The second highest priority for small businesses was ‘schemes to create jobs’ at 32%.
Businesses also noted that Welsh Government was the preferred level at which intervention should be made, rather than at local authority level.
The Wales Acts of 2014 and 2017 set out new taxation powers for the Welsh Government to exercise in Wales on income tax, land transaction tax and landfill tax. It also gave the power to institute new taxes in devolved areas.
This means that for the first time, this Senedd election will be one in which not only spending but taxation policy will be of key concern. In a key survey of businesses, 88% of firms thought that Welsh Government should use tax breaks to help create incentives for growth and investment.
Following an unprecedented level of engagement with businesses across Wales, FSB Wales published a comprehensive manifesto. Our Business is Wales – FSB’s vision for 2021 – 2026 the business organisation has called for:
- A business rates freeze for the lifetime of the next Senedd
- No income tax rises above England
- Instigating a new SME test for any new Wales-specific taxes
Ben Francis, FSB Wales Policy Chair, said:
“We know that in order for Wales economy to recover from the pandemic, businesses must be empowered to grow.
“A consistent and fair taxation system is a critical part of this.
“FSB has really welcomed the steps that Welsh Government has taken to extend 100% business rates relief for hospitality, tourism and retail businesses until April 2022 – this is an important short-term step towards beginning the process of economic recovery. However, this is a more long-term conversation to be had about business rates in Wales. We want to see business rates frozen for the life of the next Parliament so that we can have the conversations needed to improve the system in the long run.
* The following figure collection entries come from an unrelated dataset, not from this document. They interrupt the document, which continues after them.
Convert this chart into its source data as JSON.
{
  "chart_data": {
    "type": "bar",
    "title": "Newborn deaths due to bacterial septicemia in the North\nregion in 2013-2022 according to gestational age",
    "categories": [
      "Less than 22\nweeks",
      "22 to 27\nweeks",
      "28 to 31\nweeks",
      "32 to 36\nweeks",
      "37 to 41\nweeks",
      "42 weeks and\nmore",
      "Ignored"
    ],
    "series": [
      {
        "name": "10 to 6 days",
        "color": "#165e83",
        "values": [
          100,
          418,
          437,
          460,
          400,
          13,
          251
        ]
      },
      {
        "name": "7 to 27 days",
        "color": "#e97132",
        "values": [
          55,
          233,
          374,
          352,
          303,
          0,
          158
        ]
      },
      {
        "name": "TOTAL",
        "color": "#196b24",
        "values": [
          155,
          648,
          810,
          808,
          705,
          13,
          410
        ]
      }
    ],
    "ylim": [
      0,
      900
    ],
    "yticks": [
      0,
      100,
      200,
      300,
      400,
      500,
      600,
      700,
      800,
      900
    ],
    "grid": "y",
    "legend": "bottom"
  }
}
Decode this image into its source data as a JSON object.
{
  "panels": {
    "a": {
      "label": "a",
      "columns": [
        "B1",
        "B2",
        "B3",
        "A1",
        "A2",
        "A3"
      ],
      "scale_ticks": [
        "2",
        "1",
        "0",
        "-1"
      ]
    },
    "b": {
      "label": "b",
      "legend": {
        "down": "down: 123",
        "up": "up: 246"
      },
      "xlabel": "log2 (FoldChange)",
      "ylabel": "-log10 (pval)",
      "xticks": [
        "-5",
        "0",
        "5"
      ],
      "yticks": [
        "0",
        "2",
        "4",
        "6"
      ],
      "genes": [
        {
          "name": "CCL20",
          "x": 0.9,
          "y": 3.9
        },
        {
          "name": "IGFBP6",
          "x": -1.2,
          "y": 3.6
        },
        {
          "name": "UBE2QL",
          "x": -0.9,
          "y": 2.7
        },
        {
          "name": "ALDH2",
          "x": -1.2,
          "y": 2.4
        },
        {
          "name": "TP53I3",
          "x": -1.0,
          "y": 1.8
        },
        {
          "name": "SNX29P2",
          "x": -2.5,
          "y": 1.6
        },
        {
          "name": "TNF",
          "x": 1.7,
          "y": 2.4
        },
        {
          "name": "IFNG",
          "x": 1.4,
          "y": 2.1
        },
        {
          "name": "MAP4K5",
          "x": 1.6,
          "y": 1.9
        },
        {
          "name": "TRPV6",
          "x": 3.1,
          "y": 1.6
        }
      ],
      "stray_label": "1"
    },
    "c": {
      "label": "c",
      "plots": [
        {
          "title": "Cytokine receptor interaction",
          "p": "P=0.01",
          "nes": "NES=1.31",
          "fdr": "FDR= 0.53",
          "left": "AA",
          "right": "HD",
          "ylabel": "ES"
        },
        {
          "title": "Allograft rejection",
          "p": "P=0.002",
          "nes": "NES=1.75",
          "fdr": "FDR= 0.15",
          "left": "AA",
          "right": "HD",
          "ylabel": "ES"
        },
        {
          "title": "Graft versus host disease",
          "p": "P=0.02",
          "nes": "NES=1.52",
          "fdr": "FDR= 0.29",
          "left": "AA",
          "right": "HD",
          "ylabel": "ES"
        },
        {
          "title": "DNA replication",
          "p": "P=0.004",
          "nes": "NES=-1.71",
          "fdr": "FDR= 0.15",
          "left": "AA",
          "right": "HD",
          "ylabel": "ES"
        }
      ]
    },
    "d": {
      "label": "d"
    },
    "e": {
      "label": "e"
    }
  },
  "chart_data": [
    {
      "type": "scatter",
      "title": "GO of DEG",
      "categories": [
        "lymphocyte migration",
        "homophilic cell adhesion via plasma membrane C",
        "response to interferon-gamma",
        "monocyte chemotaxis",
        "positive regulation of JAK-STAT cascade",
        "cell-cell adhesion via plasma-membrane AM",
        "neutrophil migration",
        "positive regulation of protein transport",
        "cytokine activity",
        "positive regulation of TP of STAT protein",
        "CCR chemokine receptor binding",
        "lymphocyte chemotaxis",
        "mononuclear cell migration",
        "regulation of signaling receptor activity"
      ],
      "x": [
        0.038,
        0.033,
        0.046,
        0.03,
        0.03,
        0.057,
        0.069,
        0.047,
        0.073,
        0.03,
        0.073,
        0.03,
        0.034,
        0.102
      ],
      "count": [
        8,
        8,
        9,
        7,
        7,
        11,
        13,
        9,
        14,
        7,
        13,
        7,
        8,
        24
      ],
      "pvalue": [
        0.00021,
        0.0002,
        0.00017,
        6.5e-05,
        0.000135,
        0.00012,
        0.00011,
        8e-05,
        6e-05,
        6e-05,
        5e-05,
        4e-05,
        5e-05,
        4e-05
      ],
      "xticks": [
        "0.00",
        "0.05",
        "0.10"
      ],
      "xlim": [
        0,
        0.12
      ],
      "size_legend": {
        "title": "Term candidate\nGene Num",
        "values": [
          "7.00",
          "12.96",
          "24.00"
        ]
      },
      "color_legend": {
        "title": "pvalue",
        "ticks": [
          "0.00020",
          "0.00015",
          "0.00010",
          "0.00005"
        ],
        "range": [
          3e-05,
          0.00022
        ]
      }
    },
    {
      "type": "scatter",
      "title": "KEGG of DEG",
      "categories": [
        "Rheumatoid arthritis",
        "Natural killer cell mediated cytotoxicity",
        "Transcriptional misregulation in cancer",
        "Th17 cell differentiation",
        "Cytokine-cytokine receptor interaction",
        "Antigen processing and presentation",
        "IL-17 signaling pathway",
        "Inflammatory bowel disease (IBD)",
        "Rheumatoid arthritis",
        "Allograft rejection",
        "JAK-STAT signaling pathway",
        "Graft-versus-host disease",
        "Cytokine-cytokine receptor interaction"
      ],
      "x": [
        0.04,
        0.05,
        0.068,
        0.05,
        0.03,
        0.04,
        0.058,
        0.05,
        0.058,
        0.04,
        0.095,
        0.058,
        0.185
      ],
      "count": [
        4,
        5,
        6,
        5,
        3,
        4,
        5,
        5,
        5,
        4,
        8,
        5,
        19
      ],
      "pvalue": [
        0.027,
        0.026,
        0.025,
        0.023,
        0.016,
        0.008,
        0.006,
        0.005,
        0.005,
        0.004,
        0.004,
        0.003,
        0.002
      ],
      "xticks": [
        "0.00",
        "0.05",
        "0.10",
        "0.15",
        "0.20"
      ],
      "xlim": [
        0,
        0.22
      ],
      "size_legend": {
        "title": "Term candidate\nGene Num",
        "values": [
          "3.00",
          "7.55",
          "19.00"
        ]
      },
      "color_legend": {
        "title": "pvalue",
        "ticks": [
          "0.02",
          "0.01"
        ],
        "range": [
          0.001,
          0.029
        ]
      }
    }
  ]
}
“We also hope that the next Welsh Government will commit to at the very least maintain the same tax rates as currently exist in England. By doing this, revenues will be maintained that can be used to fund public services and investment in infrastructure whilst businesses will not be at a competitive disadvantage to their counterparts in England in recruiting their workforce. Instead, it is our view that Welsh Government should focus on growing the Welsh economy and growing the Welsh tax base as a result.”